In a ceremony analogous to the kind held to honor heads of state, with the playing of martial marches and an exhibition by the air force’s drill squad, the heart – reposing within a golden urn – was received by Bolsonaro and his wife Michelle at the Planalto presidential palace in the capital.

The organ, which arrived in Brazil from Oporto on Monday evening aboard a Brazilian air force jet, has been preserved in formaldehyde within a glass container for 187 years.

This is the first time that the heart of Brazil’s first emperor has left Portugal, where five keys are needed to access it and it is in the custody of the Brotherhood of Our Lady of Lapa and the Oporto City Council.

After arriving at Planalto Palace, the heart was transferred to the Itamaraty Palace, the seat of Brazil’s Foreign Ministry, where it will be displayed until Sept. 7, when Brazil celebrates its 200 years of independence.

On that day in 1822, the then-prince regent of Portugal, at age 23, on the banks of the Ipiranga River in Sao Paulo declared that the huge South American colony could no longer remain a dominion of Portugal and was proclaimed as Emperor Pedro I of Brazil.

The emperor’s decision not to return to Portugal to assume the throne in the European country enabled Brazil to obtain its independence without needing to spill any blood in a revolution, in contrast to the other Latin American nations’ struggles to obtain independence from Spain.

The temporary loan of the reliquary was requested by Bolsonaro’s administration as part of the bicentennial celebrations.

The costs associated with transporting the emperor’s heart to Brazil, housing it there and ultimately returning it to Portugal have not been announced.

Sept. 7 has been embraced by Bolsonaro and his supporters, and the ultrarightist president has promoted demonstrations of support all around the country whereby he is seeking to gain voters’ backing with an eye toward the Oct. 2 presidential election, even while he is casting doubt on the transparency of Brazil’s electronic voting system even though no complaints of election fraud have been made since 1996, when it was adopted.

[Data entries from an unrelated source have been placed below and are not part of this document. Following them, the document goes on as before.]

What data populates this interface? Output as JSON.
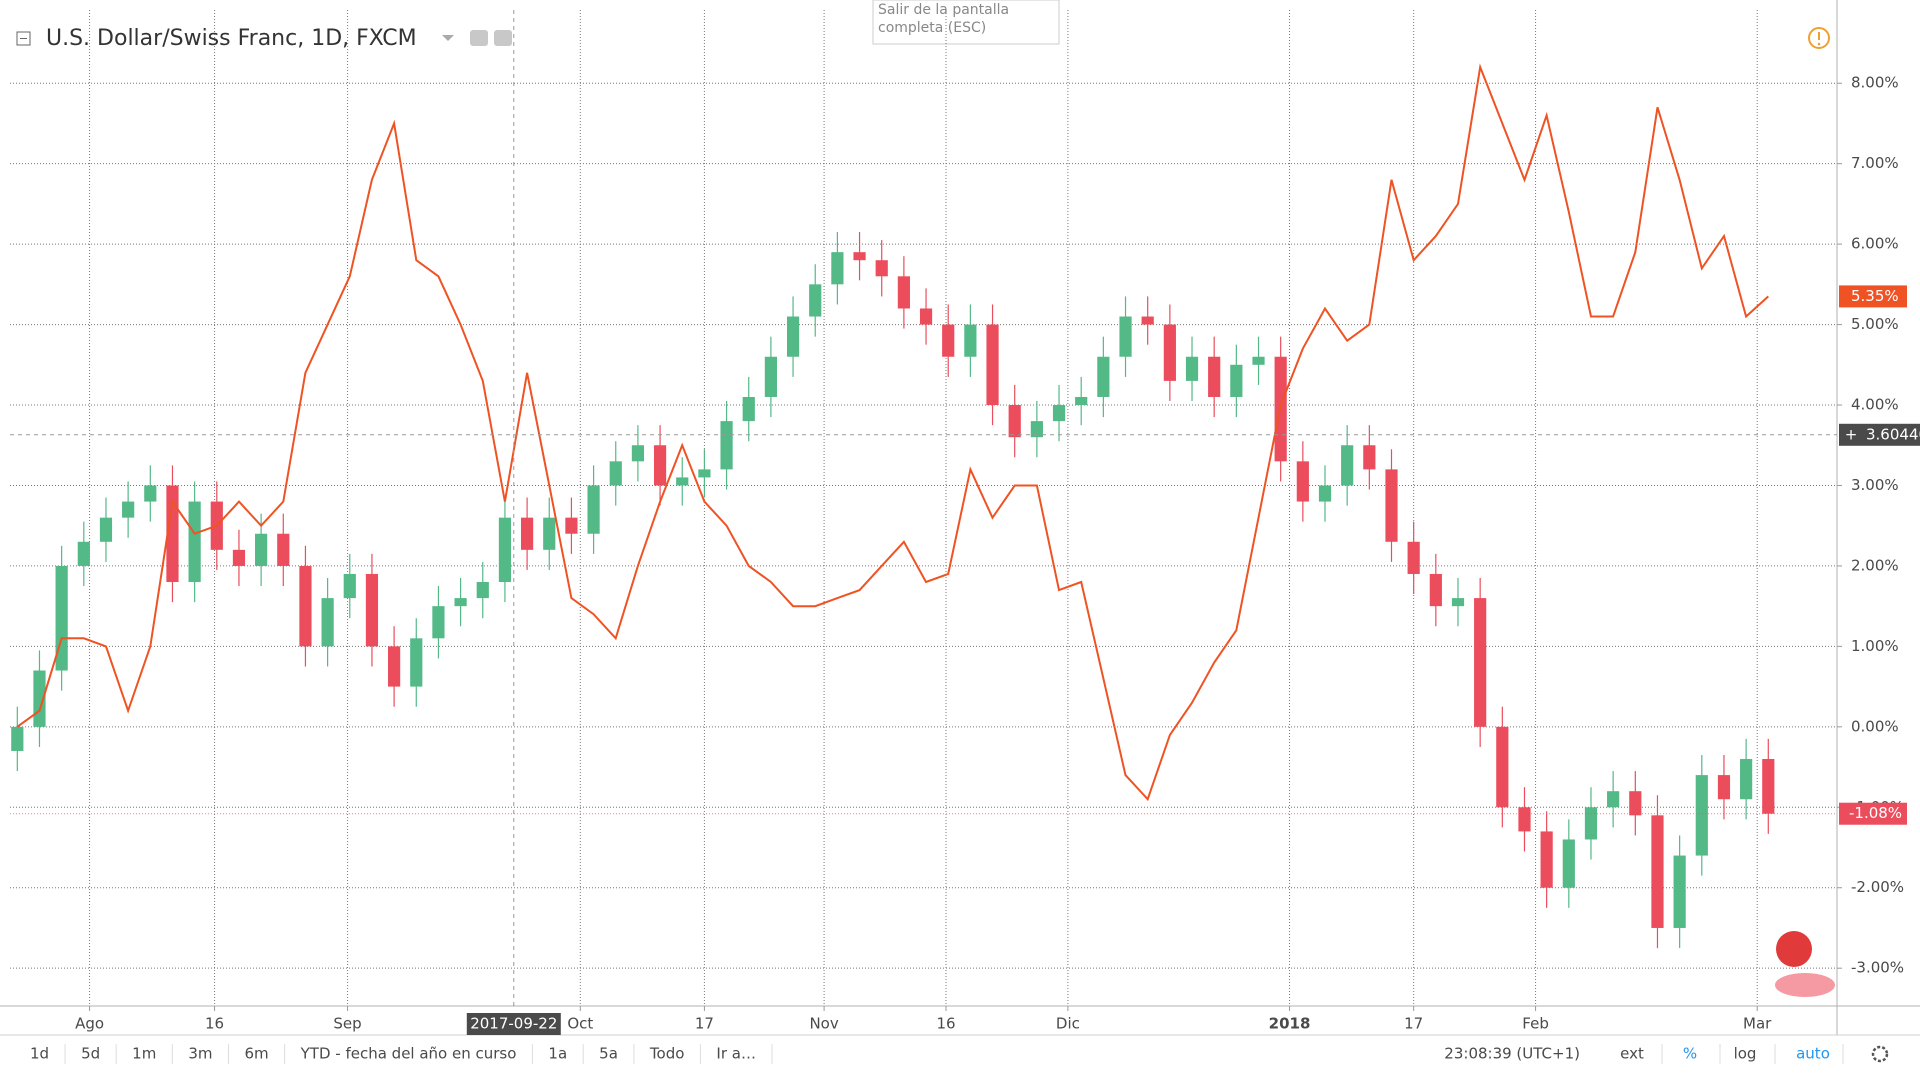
{
  "chart_data": {
    "type": "candlestick",
    "title": "U.S. Dollar/Swiss Franc, 1D, FXCM",
    "tooltip": "Salir de la pantalla completa (ESC)",
    "ylim": [
      -3.47,
      8.91
    ],
    "yticks": [
      {
        "value": -3,
        "label": "-3.00%"
      },
      {
        "value": -2,
        "label": "-2.00%"
      },
      {
        "value": -1,
        "label": "-1.00%"
      },
      {
        "value": 0,
        "label": "0.00%"
      },
      {
        "value": 1,
        "label": "1.00%"
      },
      {
        "value": 2,
        "label": "2.00%"
      },
      {
        "value": 3,
        "label": "3.00%"
      },
      {
        "value": 4,
        "label": "4.00%"
      },
      {
        "value": 5,
        "label": "5.00%"
      },
      {
        "value": 6,
        "label": "6.00%"
      },
      {
        "value": 7,
        "label": "7.00%"
      },
      {
        "value": 8,
        "label": "8.00%"
      }
    ],
    "xlim": [
      -0.33,
      82.1
    ],
    "xticks": [
      {
        "value": 3.26,
        "label": "Ago"
      },
      {
        "value": 8.9,
        "label": "16"
      },
      {
        "value": 14.9,
        "label": "Sep"
      },
      {
        "value": 25.4,
        "label": "Oct"
      },
      {
        "value": 31.0,
        "label": "17"
      },
      {
        "value": 36.4,
        "label": "Nov"
      },
      {
        "value": 41.9,
        "label": "16"
      },
      {
        "value": 47.4,
        "label": "Dic"
      },
      {
        "value": 57.4,
        "label": "2018"
      },
      {
        "value": 63.0,
        "label": "17"
      },
      {
        "value": 68.5,
        "label": "Feb"
      },
      {
        "value": 78.5,
        "label": "Mar"
      }
    ],
    "grid": true,
    "crosshair": {
      "x": 22.4,
      "x_label": "2017-09-22",
      "y": 3.63,
      "y_label": "3.60440"
    },
    "candles": {
      "up_color": "#53b987",
      "down_color": "#eb4d5c",
      "last_label": "-1.08%",
      "open": [
        -0.3,
        0.0,
        0.7,
        2.0,
        2.3,
        2.6,
        2.8,
        3.0,
        1.8,
        2.8,
        2.2,
        2.0,
        2.4,
        2.0,
        1.0,
        1.6,
        1.9,
        1.0,
        0.5,
        1.1,
        1.5,
        1.6,
        1.8,
        2.6,
        2.2,
        2.6,
        2.4,
        3.0,
        3.3,
        3.5,
        3.0,
        3.1,
        3.2,
        3.8,
        4.1,
        4.6,
        5.1,
        5.5,
        5.9,
        5.8,
        5.6,
        5.2,
        5.0,
        4.6,
        5.0,
        4.0,
        3.6,
        3.8,
        4.0,
        4.1,
        4.6,
        5.1,
        5.0,
        4.3,
        4.6,
        4.1,
        4.5,
        4.6,
        3.3,
        2.8,
        3.0,
        3.5,
        3.2,
        2.3,
        1.9,
        1.5,
        1.6,
        0.0,
        -1.0,
        -1.3,
        -2.0,
        -1.4,
        -1.0,
        -0.8,
        -1.1,
        -2.5,
        -1.6,
        -0.6,
        -0.9,
        -0.4
      ],
      "high": [
        0.25,
        0.95,
        2.25,
        2.55,
        2.85,
        3.05,
        3.25,
        3.25,
        3.05,
        3.05,
        2.45,
        2.65,
        2.65,
        2.25,
        1.85,
        2.15,
        2.15,
        1.25,
        1.35,
        1.75,
        1.85,
        2.05,
        2.85,
        2.85,
        2.85,
        2.85,
        3.25,
        3.55,
        3.75,
        3.75,
        3.35,
        3.45,
        4.05,
        4.35,
        4.85,
        5.35,
        5.75,
        6.15,
        6.15,
        6.05,
        5.85,
        5.45,
        5.25,
        5.25,
        5.25,
        4.25,
        4.05,
        4.25,
        4.35,
        4.85,
        5.35,
        5.35,
        5.25,
        4.85,
        4.85,
        4.75,
        4.85,
        4.85,
        3.55,
        3.25,
        3.75,
        3.75,
        3.45,
        2.55,
        2.15,
        1.85,
        1.85,
        0.25,
        -0.75,
        -1.05,
        -1.15,
        -0.75,
        -0.55,
        -0.55,
        -0.85,
        -1.35,
        -0.35,
        -0.35,
        -0.15,
        -0.15
      ],
      "low": [
        -0.55,
        -0.25,
        0.45,
        1.75,
        2.05,
        2.35,
        2.55,
        1.55,
        1.55,
        1.95,
        1.75,
        1.75,
        1.75,
        0.75,
        0.75,
        1.35,
        0.75,
        0.25,
        0.25,
        0.85,
        1.25,
        1.35,
        1.55,
        1.95,
        1.95,
        2.15,
        2.15,
        2.75,
        3.05,
        2.75,
        2.75,
        2.85,
        2.95,
        3.55,
        3.85,
        4.35,
        4.85,
        5.25,
        5.55,
        5.35,
        4.95,
        4.75,
        4.35,
        4.35,
        3.75,
        3.35,
        3.35,
        3.55,
        3.75,
        3.85,
        4.35,
        4.75,
        4.05,
        4.05,
        3.85,
        3.85,
        4.25,
        3.05,
        2.55,
        2.55,
        2.75,
        2.95,
        2.05,
        1.65,
        1.25,
        1.25,
        -0.25,
        -1.25,
        -1.55,
        -2.25,
        -2.25,
        -1.65,
        -1.25,
        -1.35,
        -2.75,
        -2.75,
        -1.85,
        -1.15,
        -1.15,
        -1.33
      ],
      "close": [
        0.0,
        0.7,
        2.0,
        2.3,
        2.6,
        2.8,
        3.0,
        1.8,
        2.8,
        2.2,
        2.0,
        2.4,
        2.0,
        1.0,
        1.6,
        1.9,
        1.0,
        0.5,
        1.1,
        1.5,
        1.6,
        1.8,
        2.6,
        2.2,
        2.6,
        2.4,
        3.0,
        3.3,
        3.5,
        3.0,
        3.1,
        3.2,
        3.8,
        4.1,
        4.6,
        5.1,
        5.5,
        5.9,
        5.8,
        5.6,
        5.2,
        5.0,
        4.6,
        5.0,
        4.0,
        3.6,
        3.8,
        4.0,
        4.1,
        4.6,
        5.1,
        5.0,
        4.3,
        4.6,
        4.1,
        4.5,
        4.6,
        3.3,
        2.8,
        3.0,
        3.5,
        3.2,
        2.3,
        1.9,
        1.5,
        1.6,
        0.0,
        -1.0,
        -1.3,
        -2.0,
        -1.4,
        -1.0,
        -0.8,
        -1.1,
        -2.5,
        -1.6,
        -0.6,
        -0.9,
        -0.4,
        -1.08
      ]
    },
    "series": [
      {
        "color": "#ef5323",
        "last_label": "5.35%",
        "values": [
          0.0,
          0.2,
          1.1,
          1.1,
          1.0,
          0.2,
          1.0,
          2.8,
          2.4,
          2.5,
          2.8,
          2.5,
          2.8,
          4.4,
          5.0,
          5.6,
          6.8,
          7.5,
          5.8,
          5.6,
          5.0,
          4.3,
          2.8,
          4.4,
          3.0,
          1.6,
          1.4,
          1.1,
          2.0,
          2.8,
          3.5,
          2.8,
          2.5,
          2.0,
          1.8,
          1.5,
          1.5,
          1.6,
          1.7,
          2.0,
          2.3,
          1.8,
          1.9,
          3.2,
          2.6,
          3.0,
          3.0,
          1.7,
          1.8,
          0.6,
          -0.6,
          -0.9,
          -0.1,
          0.3,
          0.8,
          1.2,
          2.6,
          4.0,
          4.7,
          5.2,
          4.8,
          5.0,
          6.8,
          5.8,
          6.1,
          6.5,
          8.2,
          7.5,
          6.8,
          7.6,
          6.4,
          5.1,
          5.1,
          5.9,
          7.7,
          6.8,
          5.7,
          6.1,
          5.1,
          5.35
        ]
      }
    ],
    "toolbar": {
      "ranges": [
        "1d",
        "5d",
        "1m",
        "3m",
        "6m",
        "YTD - fecha del año en curso",
        "1a",
        "5a",
        "Todo",
        "Ir a…"
      ],
      "time": "23:08:39 (UTC+1)",
      "options": [
        "ext",
        "%",
        "log",
        "auto"
      ]
    }
  }
}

In fact, Bolsonaro has been the target of criticism for the alleged political usage he is making of the heart of Pedro I so near the election, where he is running for a second four-year term against the heavily favored leftist former president, Luiz Inacio Lula da Silva, who is leading in the voter surveys with 45 percent support to Bolsonaro’s 30 percent.

“Who cares about the arrival of the heart of Don Pedro that is preserved in formaldehyde in the city of Oporto? What kind of morbid story is it to hail the pieces of bodies of people who have been dead for so long?” historian and anthropologist Lilia Schwarcz rhetorically asked.

Nevertheless, this is not the first time that Brazil has asked Portugal to turn over the mortal remains of Pedro I, who died of tuberculosis in his country of origin on Sept. 24, 1834.

In 1972, during the country’s military dictatorship, the government at the time engaged in tough negotiations with Portugal to try and acquire the remains of Pedro I for the 150th anniversary of independence.

At that time, portions of Pedro’s skeletal remains were placed on display in several cities around the country before being interred in the Monument to Independence, located in the Ipiranga district, where the young prince had cried “Independence or death” to break Brazil’s colonial bonds with Portugal.